The original portrait, on which this print is based, was commissioned by King George IV in 1825 and remains in the Royal Collection. Several copies were painted by Lawrence’s assistants in about 1826, when Canning’s portrait was displayed in British Embassies across the world. Two painted copies are in the Government Art Collection.

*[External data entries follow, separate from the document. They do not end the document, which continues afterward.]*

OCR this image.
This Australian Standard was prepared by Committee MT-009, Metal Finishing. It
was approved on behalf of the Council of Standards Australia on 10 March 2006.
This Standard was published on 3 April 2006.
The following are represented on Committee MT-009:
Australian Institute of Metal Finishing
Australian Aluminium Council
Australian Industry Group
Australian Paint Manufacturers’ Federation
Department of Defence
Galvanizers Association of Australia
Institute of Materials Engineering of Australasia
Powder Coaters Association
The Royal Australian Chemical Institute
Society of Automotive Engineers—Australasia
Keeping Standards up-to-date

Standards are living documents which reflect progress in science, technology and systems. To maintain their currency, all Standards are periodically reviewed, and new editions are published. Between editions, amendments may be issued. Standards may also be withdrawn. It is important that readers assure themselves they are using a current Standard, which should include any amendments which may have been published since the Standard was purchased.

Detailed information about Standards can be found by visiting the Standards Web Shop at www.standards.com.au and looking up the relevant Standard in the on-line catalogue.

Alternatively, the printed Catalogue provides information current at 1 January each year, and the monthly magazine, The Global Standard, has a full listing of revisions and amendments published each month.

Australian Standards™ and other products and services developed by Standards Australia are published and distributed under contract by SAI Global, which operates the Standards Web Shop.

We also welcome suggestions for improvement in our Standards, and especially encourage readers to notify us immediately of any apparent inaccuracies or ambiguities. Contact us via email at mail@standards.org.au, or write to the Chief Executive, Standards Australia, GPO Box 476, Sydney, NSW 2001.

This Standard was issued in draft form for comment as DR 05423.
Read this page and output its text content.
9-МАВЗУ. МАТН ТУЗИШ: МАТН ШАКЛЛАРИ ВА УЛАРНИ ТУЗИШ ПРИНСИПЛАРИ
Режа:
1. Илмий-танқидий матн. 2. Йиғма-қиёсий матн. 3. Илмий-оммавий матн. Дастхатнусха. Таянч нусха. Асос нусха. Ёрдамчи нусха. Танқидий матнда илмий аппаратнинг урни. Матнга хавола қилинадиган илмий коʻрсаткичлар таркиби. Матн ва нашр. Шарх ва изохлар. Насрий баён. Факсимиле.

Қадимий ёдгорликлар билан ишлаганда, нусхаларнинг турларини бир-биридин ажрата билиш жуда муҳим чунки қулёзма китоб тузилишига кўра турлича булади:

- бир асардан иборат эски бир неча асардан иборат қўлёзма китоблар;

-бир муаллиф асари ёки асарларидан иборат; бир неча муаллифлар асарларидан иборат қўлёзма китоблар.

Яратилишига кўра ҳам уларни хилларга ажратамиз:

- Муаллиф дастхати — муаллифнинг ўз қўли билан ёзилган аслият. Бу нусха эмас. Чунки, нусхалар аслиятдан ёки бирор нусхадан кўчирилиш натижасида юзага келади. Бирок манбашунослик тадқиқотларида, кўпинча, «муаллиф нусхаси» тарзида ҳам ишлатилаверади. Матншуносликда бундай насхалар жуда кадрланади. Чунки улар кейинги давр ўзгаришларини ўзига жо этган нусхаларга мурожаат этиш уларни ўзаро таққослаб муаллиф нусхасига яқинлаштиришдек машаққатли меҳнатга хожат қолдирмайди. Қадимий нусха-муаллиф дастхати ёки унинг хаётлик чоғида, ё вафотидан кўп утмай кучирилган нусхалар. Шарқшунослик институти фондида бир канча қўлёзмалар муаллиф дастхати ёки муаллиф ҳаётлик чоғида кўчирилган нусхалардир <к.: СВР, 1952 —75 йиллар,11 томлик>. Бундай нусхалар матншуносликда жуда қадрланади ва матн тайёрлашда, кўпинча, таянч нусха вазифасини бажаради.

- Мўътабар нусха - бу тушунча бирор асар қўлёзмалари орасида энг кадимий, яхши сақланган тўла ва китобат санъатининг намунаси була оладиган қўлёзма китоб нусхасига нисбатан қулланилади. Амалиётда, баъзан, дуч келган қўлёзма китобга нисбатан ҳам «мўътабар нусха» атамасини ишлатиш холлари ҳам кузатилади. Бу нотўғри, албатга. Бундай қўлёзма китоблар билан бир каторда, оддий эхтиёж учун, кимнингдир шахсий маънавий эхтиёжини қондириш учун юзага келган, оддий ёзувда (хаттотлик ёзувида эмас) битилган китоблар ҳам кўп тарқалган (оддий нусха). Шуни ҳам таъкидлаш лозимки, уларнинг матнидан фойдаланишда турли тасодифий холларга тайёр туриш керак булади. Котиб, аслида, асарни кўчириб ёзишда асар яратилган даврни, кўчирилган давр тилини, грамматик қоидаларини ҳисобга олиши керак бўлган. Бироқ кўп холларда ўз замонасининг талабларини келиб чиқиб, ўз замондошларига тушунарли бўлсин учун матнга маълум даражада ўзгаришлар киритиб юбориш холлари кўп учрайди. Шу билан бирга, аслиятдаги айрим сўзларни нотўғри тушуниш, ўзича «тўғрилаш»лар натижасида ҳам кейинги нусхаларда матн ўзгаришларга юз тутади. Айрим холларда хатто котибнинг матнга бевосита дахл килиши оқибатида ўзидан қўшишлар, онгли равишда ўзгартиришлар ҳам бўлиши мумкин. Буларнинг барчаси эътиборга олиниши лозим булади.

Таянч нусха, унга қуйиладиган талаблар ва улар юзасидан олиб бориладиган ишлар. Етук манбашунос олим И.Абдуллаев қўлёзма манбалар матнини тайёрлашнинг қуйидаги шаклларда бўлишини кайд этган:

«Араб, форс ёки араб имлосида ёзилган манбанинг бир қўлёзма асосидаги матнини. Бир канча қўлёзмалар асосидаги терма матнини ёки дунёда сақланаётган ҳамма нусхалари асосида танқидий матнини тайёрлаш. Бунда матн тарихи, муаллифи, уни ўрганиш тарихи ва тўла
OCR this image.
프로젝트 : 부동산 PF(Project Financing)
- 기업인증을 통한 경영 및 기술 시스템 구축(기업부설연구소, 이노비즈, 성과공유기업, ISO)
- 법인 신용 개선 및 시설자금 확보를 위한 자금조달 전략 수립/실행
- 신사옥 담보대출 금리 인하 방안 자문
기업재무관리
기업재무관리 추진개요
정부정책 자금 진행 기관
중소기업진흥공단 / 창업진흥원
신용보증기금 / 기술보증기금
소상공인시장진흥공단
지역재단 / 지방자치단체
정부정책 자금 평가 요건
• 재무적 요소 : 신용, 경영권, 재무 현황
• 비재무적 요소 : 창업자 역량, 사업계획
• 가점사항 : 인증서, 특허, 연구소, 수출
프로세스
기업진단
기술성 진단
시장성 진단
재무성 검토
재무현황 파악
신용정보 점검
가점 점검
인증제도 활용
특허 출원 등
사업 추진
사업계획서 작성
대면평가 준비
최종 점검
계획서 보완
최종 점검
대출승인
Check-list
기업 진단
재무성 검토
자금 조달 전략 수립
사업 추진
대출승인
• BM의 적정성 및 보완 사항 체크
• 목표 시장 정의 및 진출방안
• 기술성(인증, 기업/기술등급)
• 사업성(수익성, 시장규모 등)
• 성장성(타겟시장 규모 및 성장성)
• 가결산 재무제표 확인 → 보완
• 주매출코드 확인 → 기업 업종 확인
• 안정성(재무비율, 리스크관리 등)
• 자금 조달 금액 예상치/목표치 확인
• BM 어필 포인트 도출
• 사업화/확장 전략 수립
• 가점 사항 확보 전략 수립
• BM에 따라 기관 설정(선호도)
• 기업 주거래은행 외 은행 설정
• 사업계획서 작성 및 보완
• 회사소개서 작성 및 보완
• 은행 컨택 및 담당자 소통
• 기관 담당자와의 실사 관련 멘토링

Lawrence himself made four portraits of Canning in total, between 1809 and 1826. The artist seems to have been on good terms with Canning, to whom it was said he shared a close physical resemblance.
About the artist
Sir Thomas Lawrence was born in Bristol; the son of a supervisor of excise. In 1773 the family moved to Wiltshire to run a coaching inn but financial difficulties led them to move again to Bath, where Lawrence first worked as a portraitist. He may have had lessons from William Hoare, before enrolling at the Royal Academy schools in 1787. Aged 20, he received a royal commission for portraits of Queen Charlotte (1789-90) and Princess Amelia (1789). At 23 he replaced Reynolds as Painter-in-Ordinary and at 25, became a Royal Academician. Despite such success, he never escaped crippling debt. In 1815 he was knighted and commissioned to paint the Waterloo Chamber series of portraits. He replaced West as President of the Royal Academy in 1820.